Grammar is the system of rules that governs how a natural language is structured and used, as evidenced by its speakers or writers. These rules may concern the use of clauses, phrases, and words. The term can also refer to the study of such rules, which includes phonology, morphology, syntax, phonetics, semantics, and pragmatics.
Where does the word grammar come from?
The word grammar derives from the Greek γραμματικὴ τέχνη, grammatikḕ téchnē, meaning art of letters. It comes from γράμμα, grámma, letter, which itself comes from γράφειν, gráphein, to draw or to write. The same Greek root also appears in the words graphics, grapheme, and photograph.
Who wrote the oldest known grammar handbook?
The ancient Greek scholar Dionysius Thrax, active around 170, wrote the oldest known grammar handbook, titled the Art of Grammar. He was a student of Aristarchus of Samothrace, and his book remained the primary grammar textbook for Greek schoolboys until as late as the twelfth century AD.
What is the difference between descriptive and prescriptive grammar?
Descriptive grammar describes the grammatical constructions of a particular speech type in great detail, while linguistic prescription is a plan to marginalize some constructions and codify others. Linguists tend to view prescriptive grammar as having little justification beyond its authors' aesthetic tastes. The rules taught in schools are prescriptive in intent rather than descriptive.
What is the difference between syntax and morphology in grammar?
Syntax refers to linguistic structure above the word level, such as how sentences are formed, while morphology refers to structure at and below the word level, such as how compound words are formed. No clear line can be drawn between syntax and morphology. Analytic languages such as Chinese and Afrikaans rely on syntax, while synthetic languages such as Latin rely on inflection.
When is National Grammar Day?
National Grammar Day falls on the 4th of March.
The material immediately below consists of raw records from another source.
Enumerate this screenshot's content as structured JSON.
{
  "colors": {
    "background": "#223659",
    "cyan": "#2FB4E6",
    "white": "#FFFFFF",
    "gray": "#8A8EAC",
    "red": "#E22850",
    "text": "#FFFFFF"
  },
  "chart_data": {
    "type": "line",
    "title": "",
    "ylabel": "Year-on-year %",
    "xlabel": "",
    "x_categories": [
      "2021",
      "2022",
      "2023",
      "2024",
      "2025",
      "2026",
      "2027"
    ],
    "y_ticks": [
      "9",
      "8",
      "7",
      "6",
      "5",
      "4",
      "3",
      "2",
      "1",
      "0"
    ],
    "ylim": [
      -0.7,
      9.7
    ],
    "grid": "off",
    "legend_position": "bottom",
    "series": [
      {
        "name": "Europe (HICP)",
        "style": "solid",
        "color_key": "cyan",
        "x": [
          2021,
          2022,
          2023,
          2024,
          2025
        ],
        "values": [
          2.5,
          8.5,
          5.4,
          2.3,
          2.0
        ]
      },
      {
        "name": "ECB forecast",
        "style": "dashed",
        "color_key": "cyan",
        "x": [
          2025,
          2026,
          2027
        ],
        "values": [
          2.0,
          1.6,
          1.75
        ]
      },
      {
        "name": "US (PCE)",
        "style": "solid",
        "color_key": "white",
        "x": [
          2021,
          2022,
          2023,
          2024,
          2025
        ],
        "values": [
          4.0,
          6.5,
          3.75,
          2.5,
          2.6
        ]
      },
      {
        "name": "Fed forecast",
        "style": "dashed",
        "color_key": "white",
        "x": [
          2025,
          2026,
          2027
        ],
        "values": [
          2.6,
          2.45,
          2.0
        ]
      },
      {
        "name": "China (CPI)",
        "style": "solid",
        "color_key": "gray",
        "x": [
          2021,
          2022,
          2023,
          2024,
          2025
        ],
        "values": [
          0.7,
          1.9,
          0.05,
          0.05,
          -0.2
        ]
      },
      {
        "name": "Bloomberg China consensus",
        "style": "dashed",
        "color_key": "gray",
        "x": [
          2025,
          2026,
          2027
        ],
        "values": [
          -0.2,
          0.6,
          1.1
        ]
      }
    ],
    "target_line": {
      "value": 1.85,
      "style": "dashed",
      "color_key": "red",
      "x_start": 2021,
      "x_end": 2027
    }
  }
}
In the United States, the Society for the Promotion of Good Grammar designated the date as National Grammar Day in 2008.
Where did the earliest grammar traditions develop?
The first systematic grammar of Sanskrit originated in Iron Age India, with figures including Yaska in the 6th century BC and Pāṇini in the 6th to 5th century BC. Tolkāppiyam, the earliest Tamil grammar, is mostly dated to before the 5th century AD, and the grammar of Irish originated in the 7th century with Auraicept na n-Éces.